A entrada irregular de cubanos pelo Norte do Brasil via Amazônia tornou-se tema urgente para as autoridades. Em 2026, a Polícia Rodoviária Federal (PRF) resgatou 225 migrantes em situação ilegal apenas na BR-401, acesso direto entre a Guiana e Boa Vista, Roraima. O número, que já superou de longe os anos anteriores, revela a intensificação dessa rota. Quadrilhas conhecidas como coiotes cobram até US$ 10 mil por pessoa para atravessar fronteiras e garantir hospedagem e transporte em território brasileiro.

Esquema de travessia clandestina e relatos das vítimas

O caminho começa com voos de Havana para Georgetown, seguido por um trajeto terrestre até o município de Bonfim, que faz fronteira com Lethem, na Guiana. Daí, migrantes seguem a pé, em barcos ou dentro de veículos alugados, frequentemente superlotados, em direção a Boa Vista. Os relatos apontam grandes dificuldades e exploração: veículos para cinco ocupantes levam até doze pessoas, favorecendo lucros elevados aos transportadores. Muitos desses motoristas são brasileiros sem histórico criminal prévio, mas há registros de envolvidos com contrabando e tráfico.

A tentativa de escapar da fiscalização expõe vítimas a perigos adicionais. Motoristas chegam a abandonar grupos em estradas de terra e já ocorreram acidentes fatais durante fugas da polícia. Em 2025, dois cubanos morreram em um capotamento enquanto tentavam fugir de uma abordagem.

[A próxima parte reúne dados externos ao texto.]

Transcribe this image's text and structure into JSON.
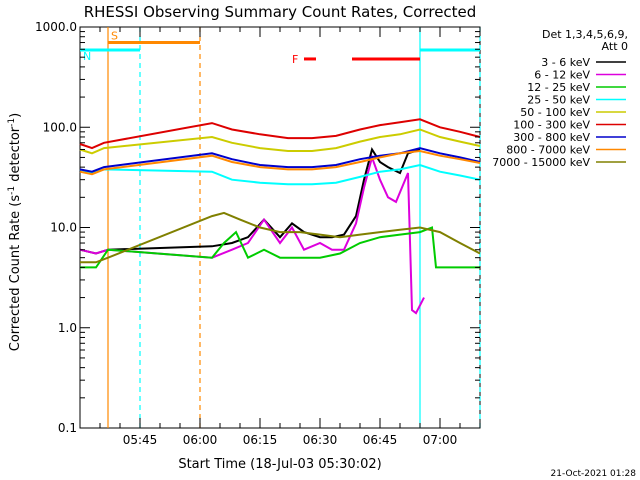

Operações policiais e combate às quadrilhas

As investigações da polícia têm resultado em prisões e desarticulação de redes. Desde o início do ano, 16 coiotes foram presos, e operações recentes encontraram casas de apoio para migrantes em Roraima, onde foram resgatados grupos em condições precárias. Só no último dia 8, a PRF encontrou 108 cubanos em situação degradante, incluindo adultos, idosos e crianças sem alimentação adequada há dias. Cinco brasileiros suspeitos de atuar como coiotes foram detidos em flagrante.

As vítimas, após o resgate, são encaminhadas aos abrigos da Operação Acolhida, já utilizados anteriormente para acolher venezuelanos, recebendo atendimento humanitário inicial.

Contexto da crise migratória e resposta oficial

A pressão migratória cubana é agravada pela crise econômica e energética em Cuba, resultado de sanções internacionais e apagões, afetando o abastecimento e serviços básicos. Beatriz, uma migrante resgatada, relata o desespero de buscar oportunidades melhores no Brasil, com objetivo de, futuramente, reunir a família.

De acordo com o Ministério da Justiça e Segurança Pública, em 2025 foram feitas quase 42 mil solicitações de refúgio por cubanos, praticamente o dobro do ano anterior. Em 2026, já são mais de 13 mil pedidos. O governo monitora a situação e mantém protocolos de atuação conjunta para combater o tráfico de pessoas e acolher migrantes em situação de vulnerabilidade.

A proximidade geográfica, facilidade de voos e vulnerabilidades nas fronteiras entre Cuba, Guiana, Suriname e Brasil explicam a popularização desses trajetos. Uma vez no Brasil, os migrantes muitas vezes conseguem seguir viagem para outras regiões do país utilizando documentação original.

Cooperação internacional e desafios futuros

As ações das autoridades brasileiras têm contado com colaboração da Guiana. O governo guianense reafirma a importância de proteger a fronteira comum e reprimir atividades criminosas, visando desmantelar as redes de contrabando de pessoas. Para especialistas, como o pesquisador João Jarochinski, o Brasil ainda se destaca como país que possibilita regularização migratória, mesmo frente à crescente restrição internacional à mobilidade.

O monitoramento, investigação policial e atuação intergovernamental seguem como desafios centrais. O aumento do fluxo migratório exige respostas coordenadas para a proteção tanto dos migrantes quanto das fronteiras brasileiras.